BM "It has been moved to the basement of the Noyes Cultural Center. But I gather that there are some obstacles in opening the new studio as no printmaking classes are being given there now, a real sad scenario, that hopefully will be resolved."
JRM "How do you work when you are making your prints? It looks like you prepare the plates here at your home studio and then bring them over to the printmaking facility to print them during class?"
BM "Yes, Julie, all the printing is done during the class."
JRM "Are these classes like a workshop that are self-guided?"
BM "No, there is a teacher, Audrey Niffenegger. Other printmaking faculty includes Rita Price and Jessica Feith. Past faculty at the Art Center were Michael Jackson, Andrew Todd Winship, Caryl Seidenberg, Jeanine Coupe Ryding, Daryl Jenssen, and Holly Greenberg, all excellent artists in their own right."
JRM "Who are the other artists that you worked with in both printmaking facilities?"
BM " At various times, Diane Thodos, Paula Campbell, Sheryl Orlove, Sally Cahill, Marge Roche, Judy Hladek, Paula Buchwald, Karen Perl, Elizabeth Ockwell, Thor Faegre, Susan Flemens, Curtis Bartone, Michael Ferris, Darch Clampitt, and John Rush among many, many others. This image is one of Elizabeth Ockwell."
JRM "This is a print?"
BM "No this is actually a watercolor."
JRM "Oh my goodness."
BM "Yes, I admire her work very much."
JRM "She did this in France?"
BM "Yes, in Versailles, she plans many of her images during travels to various places in Europe."
JRM "How long have you been in Chicago?"
BM "I arrived en 1982."
JRM "When did you discover printmaking?"
BM "In the early seventies. It sounds immodest, but it was really Rembrandt who incited me to learn the fine craft of intaglio printmaking."
BM "Have you seen the work of Michael Ferris, another student in our class? He is a very fine painter coming from a pre-eminent Chicago artists' family, Eleanor and Michael Ferris, Sr. This is Michael, Jr. on this postcard-invite. He recently had a show at the Chicago Cultural Center and, with his family, also one at the Evanston Art Center. Both were beautiful shows. Diane Thodos wrote a very insightful article in CAC's Artist News about the Art Center show."
JRM "Very interesting! Yes, that is a really strong image."

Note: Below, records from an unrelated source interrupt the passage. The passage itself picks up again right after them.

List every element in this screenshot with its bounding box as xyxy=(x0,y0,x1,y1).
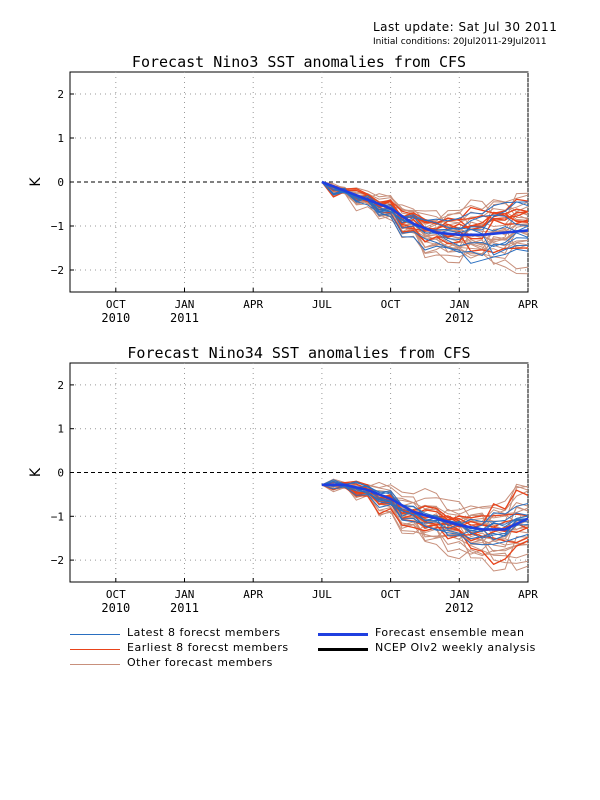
legend-label-earliest: Earliest 8 forecst members xyxy=(127,641,289,654)
legend-label-analysis: NCEP OIv2 weekly analysis xyxy=(375,641,536,654)
member-line-latest xyxy=(321,181,528,256)
x-tick-label: JUL xyxy=(312,588,332,601)
y-tick-label: 0 xyxy=(57,176,64,189)
y-tick-label: 2 xyxy=(57,88,64,101)
last-update-text: Last update: Sat Jul 30 2011 xyxy=(373,20,558,34)
y-tick-label: 2 xyxy=(57,379,64,392)
x-tick-label: JUL xyxy=(312,298,332,311)
x-tick-label: OCT xyxy=(381,298,401,311)
x-tick-label: APR xyxy=(518,298,538,311)
member-line-other xyxy=(321,181,528,275)
y-tick-label: 1 xyxy=(57,423,64,436)
member-line-earliest xyxy=(321,484,528,542)
x-tick-label: JAN xyxy=(449,298,469,311)
y-tick-label: −1 xyxy=(51,510,64,523)
y-tick-label: −2 xyxy=(51,554,64,567)
legend-swatch-analysis xyxy=(318,648,368,651)
x-tick-label: APR xyxy=(243,588,263,601)
chart-panel-1: Forecast Nino3 SST anomalies from CFS −2 −… xyxy=(28,53,538,325)
legend-swatch-other xyxy=(70,664,120,665)
ensemble-mean-line xyxy=(321,483,529,531)
chart-title: Forecast Nino34 SST anomalies from CFS xyxy=(127,344,470,362)
x-tick-label: JAN xyxy=(449,588,469,601)
member-line-earliest xyxy=(321,482,528,522)
member-line-earliest xyxy=(321,483,528,528)
legend-swatch-mean xyxy=(318,633,368,636)
chart-panel-2: Forecast Nino34 SST anomalies from CFS −2… xyxy=(28,344,538,615)
y-tick-label: 0 xyxy=(57,467,64,480)
member-line-other xyxy=(321,181,528,241)
y-tick-label: −1 xyxy=(51,220,64,233)
member-line-other xyxy=(321,480,528,559)
legend-swatch-latest xyxy=(70,634,120,635)
x-tick-label: OCT xyxy=(106,588,126,601)
legend-label-mean: Forecast ensemble mean xyxy=(375,626,525,639)
x-tick-label: OCT xyxy=(381,588,401,601)
x-tick-label: JAN xyxy=(175,588,195,601)
member-line-latest xyxy=(321,479,528,530)
initial-conditions-text: Initial conditions: 20Jul2011-29Jul2011 xyxy=(373,37,547,47)
chart-title: Forecast Nino3 SST anomalies from CFS xyxy=(132,53,466,71)
x-year-label: 2012 xyxy=(445,601,474,615)
ensemble-mean-line xyxy=(321,180,529,237)
member-line-other xyxy=(321,181,528,255)
y-tick-label: 1 xyxy=(57,132,64,145)
y-axis-label: K xyxy=(28,467,44,477)
x-year-label: 2011 xyxy=(170,601,199,615)
x-tick-label: APR xyxy=(243,298,263,311)
member-line-other xyxy=(321,482,528,546)
x-tick-label: APR xyxy=(518,588,538,601)
y-tick-label: −2 xyxy=(51,264,64,277)
legend-swatch-earliest xyxy=(70,649,120,650)
y-axis-label: K xyxy=(28,177,44,187)
x-tick-label: JAN xyxy=(175,298,195,311)
member-line-latest xyxy=(321,181,528,264)
x-year-label: 2010 xyxy=(101,311,130,325)
x-year-label: 2012 xyxy=(445,311,474,325)
legend-label-other: Other forecast members xyxy=(127,656,273,669)
x-year-label: 2010 xyxy=(101,601,130,615)
legend-label-latest: Latest 8 forecst members xyxy=(127,626,281,639)
x-tick-label: OCT xyxy=(106,298,126,311)
x-year-label: 2011 xyxy=(170,311,199,325)
member-line-latest xyxy=(321,483,528,546)
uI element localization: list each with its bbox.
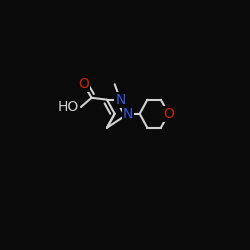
Text: O: O [78,77,89,91]
Text: HO: HO [58,100,79,114]
Text: N: N [115,93,126,107]
Text: N: N [123,107,133,121]
Text: O: O [163,107,174,121]
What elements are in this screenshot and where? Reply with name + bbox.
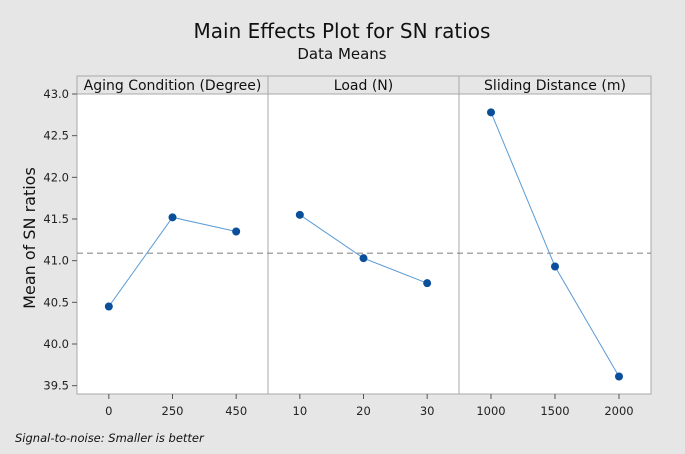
y-tick-label: 40.0 (43, 337, 69, 351)
x-tick-label: 450 (225, 404, 247, 418)
data-point (104, 302, 113, 311)
data-point (295, 210, 304, 219)
x-tick-label: 30 (420, 404, 435, 418)
y-tick-label: 42.5 (43, 129, 69, 143)
y-tick-label: 42.0 (43, 170, 69, 184)
x-tick-label: 20 (356, 404, 371, 418)
y-tick-label: 43.0 (43, 87, 69, 101)
x-tick-label: 10 (293, 404, 308, 418)
data-point (615, 372, 623, 381)
x-tick-label: 250 (162, 404, 184, 418)
panel-title-1: Aging Condition (Degree) (84, 78, 262, 94)
panel-title-2: Load (N) (334, 78, 393, 94)
panel-area-1 (76, 93, 269, 395)
panel-area-2 (267, 93, 460, 395)
x-tick-label: 2000 (604, 404, 633, 418)
data-point (423, 279, 432, 288)
data-point (232, 227, 241, 236)
panel-header-3 (458, 75, 652, 95)
data-point (168, 213, 177, 222)
chart-subtitle: Data Means (297, 45, 386, 63)
data-point (359, 254, 368, 263)
panel-title-3: Sliding Distance (m) (484, 78, 626, 94)
footnote: Signal-to-noise: Smaller is better (15, 431, 205, 445)
data-point (551, 262, 559, 271)
plot-layer: Aging Condition (Degree) Load (N) Sliding … (43, 75, 652, 418)
y-tick-label: 40.5 (43, 295, 69, 309)
data-point (487, 108, 495, 117)
chart-title: Main Effects Plot for SN ratios (194, 19, 491, 43)
x-tick-label: 0 (105, 404, 112, 418)
y-axis-label: Mean of SN ratios (20, 167, 39, 309)
panel-area-3 (458, 93, 652, 395)
y-tick-label: 41.0 (43, 254, 69, 268)
y-tick-label: 41.5 (43, 212, 69, 226)
x-tick-label: 1000 (476, 404, 505, 418)
x-tick-label: 1500 (540, 404, 569, 418)
y-tick-label: 39.5 (43, 379, 69, 393)
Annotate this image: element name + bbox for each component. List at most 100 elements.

JRM "Where do you show your work?"
BM "Besides (The Athenaeum) I had recent shows at the Elmhurst Art Museum (2001), the Wilmette Public Library (2001), Libreria San Pantalon (a great children bookstore, near the Frari Church) in Venice, Italy (Winter 2002/03), Hyundai Arts Centre Gallery, Ulsan, South Korea (2003), Gallery Mornea in Evanston and at Uncommon Ground in Chicago (both 2003). The last few years I showed work at the Callahan/Walté Studio as part of the Around the Coyote Art Festivals, also in 2003. Upcoming shows are at Studio Arborhenum, Rhenen, The Netherlands (opens October 18, 2003), and the Illinois Institute of Arts, 350 N. Orleans, #136 (opens March 4, 2004). The American Print Alliance has an exhibition that is traveling around the country, and several prints are included in "Reimaging the Multiple", an important show that has been traveling for a few years now and that reopened in Dumfries, Scotland, last Summer (2002) and now at various locations in Spain.
BM "I have several works in Michael Greany's collection. He is a local dealer, who has a splendid collection. I swapped him some of my works for pieces that I liked by miscellaneous artists from his collection. Sometimes I am very attached to my pieces and I don't like to let them go. I let one such drawing go to Michael."
Conception(pen and ink drawing,
24 x 18 in., 2000) Bert Menco
JRM "Did you? How interesting."
BM "I felt really awful and missed it for a while, kind of a mini split-up. It slowly subsided, and now I feel very O.K. about this."
JRM "At least you have the peace of mind that the drawing is in very good hands."
BM "Yes, like any other artist and I can't take my works into the grave. It is good to have as many of them "out there" before I am "out there." I really appreciated the opportunity you gave me through this interview, Julie, thanks!"